La ONG Urgenda demandó al Gobierno holandés en 2015 en nombre de 900 ciudadanos holandeses por su responsabilidad en las emisiones de CO2. Ese mismo año, los tribunales dieron la razón a la ONG en un fallo histórico. Esta sentencia fue pionera al dar la razón a la sociedad civil y obligar al estado a fijar compromisos climáticos ambiciosos.

El Tribunal Supremo holandés da la razón a la ONG Urgenda que denunció al Gobierno por su baja ambición ambiental

El Gobierno recurrió la sentencia, pero en octubre del año pasado, el tribunal dio la razón de nuevo a Urgenda. Los tribunales establecían en las sentencias de 2015 y 2018 la responsabilidad del gobierno de recortar en un 25% las emisiones de gases de efecto invernadero en 2020, respecto a las emisiones de 1990. Los jueces argumentaron que los gobiernos tenían la obligación de proteger a sus ciudadanos.

Lo que se ha producido ahora es la confirmación del fallo del Alto Tribunal, por lo que la sentencia ya es firme. 

La directora del Instituto Internacional de Derecho y Medio Ambiente (iiDMA), Ana Barreira, ha declarado que este caso “tiene una enorme importancia para el derecho medioambiental”.

A juicio de esta experta en derecho medioambiental, “lo ideal sería que las organizaciones medioambientales y ciudadanos no tuviéramos que acudir a los tribunales para presionar a los gobiernos para que cumplan las normas, en especial cuando afectan a derechos fundamentales como el derecho a la vida o la salud, que están estrechamente vinculados con el medio ambiente”.

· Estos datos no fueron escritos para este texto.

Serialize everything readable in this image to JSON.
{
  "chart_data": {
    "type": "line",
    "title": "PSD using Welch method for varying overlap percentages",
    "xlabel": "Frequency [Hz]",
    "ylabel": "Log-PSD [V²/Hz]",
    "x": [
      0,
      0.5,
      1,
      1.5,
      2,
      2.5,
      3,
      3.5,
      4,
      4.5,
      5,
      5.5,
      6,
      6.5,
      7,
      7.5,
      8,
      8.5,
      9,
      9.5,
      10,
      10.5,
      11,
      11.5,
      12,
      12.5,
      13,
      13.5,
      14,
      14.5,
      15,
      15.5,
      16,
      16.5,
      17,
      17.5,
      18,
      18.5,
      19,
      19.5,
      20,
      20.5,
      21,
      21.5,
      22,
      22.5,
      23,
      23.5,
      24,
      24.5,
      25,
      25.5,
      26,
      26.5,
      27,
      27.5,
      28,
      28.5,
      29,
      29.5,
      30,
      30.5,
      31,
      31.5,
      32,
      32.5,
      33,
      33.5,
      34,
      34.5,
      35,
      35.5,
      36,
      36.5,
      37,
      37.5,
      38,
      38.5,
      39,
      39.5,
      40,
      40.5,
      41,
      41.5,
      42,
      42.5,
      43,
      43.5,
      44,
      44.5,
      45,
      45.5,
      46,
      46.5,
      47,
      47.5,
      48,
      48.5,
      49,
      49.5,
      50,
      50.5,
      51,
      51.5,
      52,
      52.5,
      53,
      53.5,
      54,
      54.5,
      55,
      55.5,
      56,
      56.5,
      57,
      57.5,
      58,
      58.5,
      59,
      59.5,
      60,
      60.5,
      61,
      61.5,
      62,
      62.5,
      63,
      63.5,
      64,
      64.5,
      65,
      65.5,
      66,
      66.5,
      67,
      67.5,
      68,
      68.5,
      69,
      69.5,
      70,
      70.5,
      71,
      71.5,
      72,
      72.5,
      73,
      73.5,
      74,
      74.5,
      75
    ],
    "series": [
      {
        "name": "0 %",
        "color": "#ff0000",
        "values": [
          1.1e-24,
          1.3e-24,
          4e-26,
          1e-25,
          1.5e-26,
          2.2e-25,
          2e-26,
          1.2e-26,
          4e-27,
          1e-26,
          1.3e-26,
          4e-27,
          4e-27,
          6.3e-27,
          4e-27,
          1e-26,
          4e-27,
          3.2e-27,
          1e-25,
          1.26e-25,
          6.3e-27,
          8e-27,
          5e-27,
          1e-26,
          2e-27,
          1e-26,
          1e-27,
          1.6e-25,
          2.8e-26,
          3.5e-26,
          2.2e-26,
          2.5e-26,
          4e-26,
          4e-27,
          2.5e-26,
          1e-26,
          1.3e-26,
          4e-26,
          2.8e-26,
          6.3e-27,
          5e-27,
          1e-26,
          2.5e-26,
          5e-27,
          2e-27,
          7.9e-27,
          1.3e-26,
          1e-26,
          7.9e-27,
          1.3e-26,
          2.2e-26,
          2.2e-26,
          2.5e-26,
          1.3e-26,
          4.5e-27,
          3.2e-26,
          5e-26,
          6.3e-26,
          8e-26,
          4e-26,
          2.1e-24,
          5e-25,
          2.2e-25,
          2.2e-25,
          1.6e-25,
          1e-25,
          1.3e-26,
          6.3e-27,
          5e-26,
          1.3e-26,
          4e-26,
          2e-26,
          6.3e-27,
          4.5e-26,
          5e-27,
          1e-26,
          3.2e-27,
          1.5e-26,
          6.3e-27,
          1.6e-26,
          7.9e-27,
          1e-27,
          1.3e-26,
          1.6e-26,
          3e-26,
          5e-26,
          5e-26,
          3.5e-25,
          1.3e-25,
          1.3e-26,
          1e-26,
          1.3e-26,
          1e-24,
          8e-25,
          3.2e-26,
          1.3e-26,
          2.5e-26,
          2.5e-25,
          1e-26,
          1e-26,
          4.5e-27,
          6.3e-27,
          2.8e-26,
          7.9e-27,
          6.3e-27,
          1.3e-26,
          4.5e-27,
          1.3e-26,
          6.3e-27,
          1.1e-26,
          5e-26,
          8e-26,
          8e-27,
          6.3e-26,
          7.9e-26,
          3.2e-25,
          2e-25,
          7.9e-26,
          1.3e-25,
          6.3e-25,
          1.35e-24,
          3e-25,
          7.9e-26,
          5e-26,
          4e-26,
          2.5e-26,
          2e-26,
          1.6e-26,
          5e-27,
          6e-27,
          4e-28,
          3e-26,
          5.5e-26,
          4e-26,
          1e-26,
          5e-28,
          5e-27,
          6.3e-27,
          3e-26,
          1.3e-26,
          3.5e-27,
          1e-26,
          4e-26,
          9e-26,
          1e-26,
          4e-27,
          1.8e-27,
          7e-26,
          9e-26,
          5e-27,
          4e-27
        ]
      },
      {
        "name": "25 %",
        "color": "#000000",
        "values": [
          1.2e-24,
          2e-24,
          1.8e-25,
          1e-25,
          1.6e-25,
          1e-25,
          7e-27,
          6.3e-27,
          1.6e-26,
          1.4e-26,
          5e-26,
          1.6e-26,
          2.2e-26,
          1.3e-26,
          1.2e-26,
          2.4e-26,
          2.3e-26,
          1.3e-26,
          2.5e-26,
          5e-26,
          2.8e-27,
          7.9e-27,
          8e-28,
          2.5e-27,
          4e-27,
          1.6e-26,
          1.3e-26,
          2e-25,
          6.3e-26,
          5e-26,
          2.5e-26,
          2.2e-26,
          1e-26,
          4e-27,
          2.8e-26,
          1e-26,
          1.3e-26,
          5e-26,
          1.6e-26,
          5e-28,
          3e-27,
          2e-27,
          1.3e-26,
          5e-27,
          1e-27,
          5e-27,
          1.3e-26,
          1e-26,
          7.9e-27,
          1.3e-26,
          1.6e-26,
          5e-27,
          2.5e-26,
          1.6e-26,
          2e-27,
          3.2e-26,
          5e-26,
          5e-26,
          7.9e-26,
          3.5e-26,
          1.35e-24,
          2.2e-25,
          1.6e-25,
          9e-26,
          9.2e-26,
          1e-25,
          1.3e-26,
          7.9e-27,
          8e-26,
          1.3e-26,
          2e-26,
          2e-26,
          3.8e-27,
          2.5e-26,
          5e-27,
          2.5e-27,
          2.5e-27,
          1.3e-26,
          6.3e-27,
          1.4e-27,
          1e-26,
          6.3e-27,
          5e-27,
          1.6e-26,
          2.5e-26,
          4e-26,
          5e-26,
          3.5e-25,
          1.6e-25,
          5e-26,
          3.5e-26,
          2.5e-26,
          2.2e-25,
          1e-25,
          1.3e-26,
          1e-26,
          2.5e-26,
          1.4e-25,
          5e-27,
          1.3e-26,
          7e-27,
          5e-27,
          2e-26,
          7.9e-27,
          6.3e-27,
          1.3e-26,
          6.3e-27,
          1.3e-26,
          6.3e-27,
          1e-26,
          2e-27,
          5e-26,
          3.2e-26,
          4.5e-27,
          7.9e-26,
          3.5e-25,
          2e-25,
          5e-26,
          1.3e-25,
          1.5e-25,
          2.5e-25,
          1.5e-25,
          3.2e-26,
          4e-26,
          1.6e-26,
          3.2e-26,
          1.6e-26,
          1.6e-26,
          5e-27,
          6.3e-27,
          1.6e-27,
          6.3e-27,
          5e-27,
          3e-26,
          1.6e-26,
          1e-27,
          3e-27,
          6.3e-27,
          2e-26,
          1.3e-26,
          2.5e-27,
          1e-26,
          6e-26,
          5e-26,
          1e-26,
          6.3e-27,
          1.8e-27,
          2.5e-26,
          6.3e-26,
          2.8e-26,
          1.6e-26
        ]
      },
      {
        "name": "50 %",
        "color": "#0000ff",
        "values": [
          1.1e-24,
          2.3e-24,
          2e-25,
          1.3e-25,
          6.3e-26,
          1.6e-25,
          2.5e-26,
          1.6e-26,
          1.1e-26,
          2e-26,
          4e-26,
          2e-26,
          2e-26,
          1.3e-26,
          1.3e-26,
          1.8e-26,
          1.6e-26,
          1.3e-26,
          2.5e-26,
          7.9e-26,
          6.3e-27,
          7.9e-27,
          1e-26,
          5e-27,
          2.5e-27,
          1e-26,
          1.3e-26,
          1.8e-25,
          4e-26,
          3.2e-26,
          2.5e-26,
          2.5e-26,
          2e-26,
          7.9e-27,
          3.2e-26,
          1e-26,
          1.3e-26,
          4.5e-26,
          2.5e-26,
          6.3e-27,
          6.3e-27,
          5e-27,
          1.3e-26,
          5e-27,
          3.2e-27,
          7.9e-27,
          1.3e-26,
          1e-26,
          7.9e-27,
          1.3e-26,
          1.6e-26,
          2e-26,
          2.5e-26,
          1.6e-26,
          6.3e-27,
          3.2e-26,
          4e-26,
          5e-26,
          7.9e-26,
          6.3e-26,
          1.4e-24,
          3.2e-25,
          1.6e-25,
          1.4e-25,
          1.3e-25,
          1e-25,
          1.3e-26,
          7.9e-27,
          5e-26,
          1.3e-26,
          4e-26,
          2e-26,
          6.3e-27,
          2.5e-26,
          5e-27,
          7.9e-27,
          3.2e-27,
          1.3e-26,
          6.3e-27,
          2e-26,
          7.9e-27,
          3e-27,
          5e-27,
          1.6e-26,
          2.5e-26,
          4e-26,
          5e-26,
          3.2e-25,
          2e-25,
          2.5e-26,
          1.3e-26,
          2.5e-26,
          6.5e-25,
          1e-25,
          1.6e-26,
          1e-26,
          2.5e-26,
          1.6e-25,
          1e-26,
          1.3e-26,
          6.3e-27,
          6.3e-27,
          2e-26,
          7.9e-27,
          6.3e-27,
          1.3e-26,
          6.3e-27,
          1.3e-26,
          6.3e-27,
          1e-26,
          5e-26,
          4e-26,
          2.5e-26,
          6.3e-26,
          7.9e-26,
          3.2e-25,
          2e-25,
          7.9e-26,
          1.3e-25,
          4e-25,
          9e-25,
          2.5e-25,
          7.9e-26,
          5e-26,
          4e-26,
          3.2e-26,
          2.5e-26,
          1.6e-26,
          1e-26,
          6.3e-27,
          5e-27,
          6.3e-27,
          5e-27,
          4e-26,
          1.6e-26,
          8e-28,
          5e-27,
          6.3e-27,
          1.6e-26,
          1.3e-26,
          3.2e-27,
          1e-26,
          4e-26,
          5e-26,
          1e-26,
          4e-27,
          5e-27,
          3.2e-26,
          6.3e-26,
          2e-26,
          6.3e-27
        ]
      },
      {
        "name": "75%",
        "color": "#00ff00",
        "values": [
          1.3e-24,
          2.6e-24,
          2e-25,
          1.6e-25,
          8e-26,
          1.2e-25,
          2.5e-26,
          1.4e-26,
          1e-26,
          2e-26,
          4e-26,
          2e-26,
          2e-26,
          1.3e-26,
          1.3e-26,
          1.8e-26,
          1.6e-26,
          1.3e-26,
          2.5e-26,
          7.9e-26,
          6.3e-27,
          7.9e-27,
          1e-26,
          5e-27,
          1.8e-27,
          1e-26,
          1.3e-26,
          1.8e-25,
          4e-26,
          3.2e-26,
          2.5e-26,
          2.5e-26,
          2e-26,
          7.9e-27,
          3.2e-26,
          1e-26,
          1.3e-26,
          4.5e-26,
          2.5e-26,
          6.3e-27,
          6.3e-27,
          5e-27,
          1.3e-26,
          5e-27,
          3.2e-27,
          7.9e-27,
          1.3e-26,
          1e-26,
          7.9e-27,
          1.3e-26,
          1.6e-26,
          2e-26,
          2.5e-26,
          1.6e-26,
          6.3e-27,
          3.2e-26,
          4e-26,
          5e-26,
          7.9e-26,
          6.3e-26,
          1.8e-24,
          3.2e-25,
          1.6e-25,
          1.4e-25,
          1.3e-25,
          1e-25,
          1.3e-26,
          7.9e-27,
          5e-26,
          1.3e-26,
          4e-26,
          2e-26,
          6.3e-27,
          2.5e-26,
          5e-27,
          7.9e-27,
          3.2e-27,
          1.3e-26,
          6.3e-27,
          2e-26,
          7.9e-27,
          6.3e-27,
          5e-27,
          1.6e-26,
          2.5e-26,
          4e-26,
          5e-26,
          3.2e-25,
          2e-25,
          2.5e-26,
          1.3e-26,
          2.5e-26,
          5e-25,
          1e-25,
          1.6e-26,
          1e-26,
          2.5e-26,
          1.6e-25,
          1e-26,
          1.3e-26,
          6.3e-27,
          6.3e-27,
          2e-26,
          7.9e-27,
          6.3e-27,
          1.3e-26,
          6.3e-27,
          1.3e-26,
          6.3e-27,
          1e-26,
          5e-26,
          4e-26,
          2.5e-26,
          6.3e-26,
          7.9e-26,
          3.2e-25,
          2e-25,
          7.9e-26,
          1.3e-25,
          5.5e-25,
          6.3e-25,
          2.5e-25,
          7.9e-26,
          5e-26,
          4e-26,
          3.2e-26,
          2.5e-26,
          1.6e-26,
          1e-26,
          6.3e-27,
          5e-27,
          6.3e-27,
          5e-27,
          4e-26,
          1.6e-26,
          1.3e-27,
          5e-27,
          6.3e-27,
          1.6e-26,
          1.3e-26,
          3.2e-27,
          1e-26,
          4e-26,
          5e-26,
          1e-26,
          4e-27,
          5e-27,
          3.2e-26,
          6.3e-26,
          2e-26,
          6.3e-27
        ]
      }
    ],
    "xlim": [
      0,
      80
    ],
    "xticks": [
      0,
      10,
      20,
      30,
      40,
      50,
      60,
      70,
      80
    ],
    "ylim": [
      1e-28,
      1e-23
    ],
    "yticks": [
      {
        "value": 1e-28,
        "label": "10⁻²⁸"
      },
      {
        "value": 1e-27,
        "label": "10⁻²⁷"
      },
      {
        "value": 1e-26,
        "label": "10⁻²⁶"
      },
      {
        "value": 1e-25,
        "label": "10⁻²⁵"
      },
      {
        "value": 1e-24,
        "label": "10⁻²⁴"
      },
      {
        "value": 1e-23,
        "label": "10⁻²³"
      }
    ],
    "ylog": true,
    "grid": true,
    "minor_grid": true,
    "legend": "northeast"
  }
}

"Este caso tiene una enorme importancia para el derecho medioambiental”, afirma Barreira

Sin embargo, Barreira asegura que “el problema es que las numerosas normas que ya existen para la protección del medio ambiente y la lucha contra el cambio climático no se están cumpliendo”.

La sentencia sienta un precedente que puede influir en cientos casos de todo el mundo donde se pone en tela de juicio la responsabilidad de los gobiernos de proteger a sus ciudadanos de problemas medioambientales que afecten a derechos fundamentales como la salud o la vida.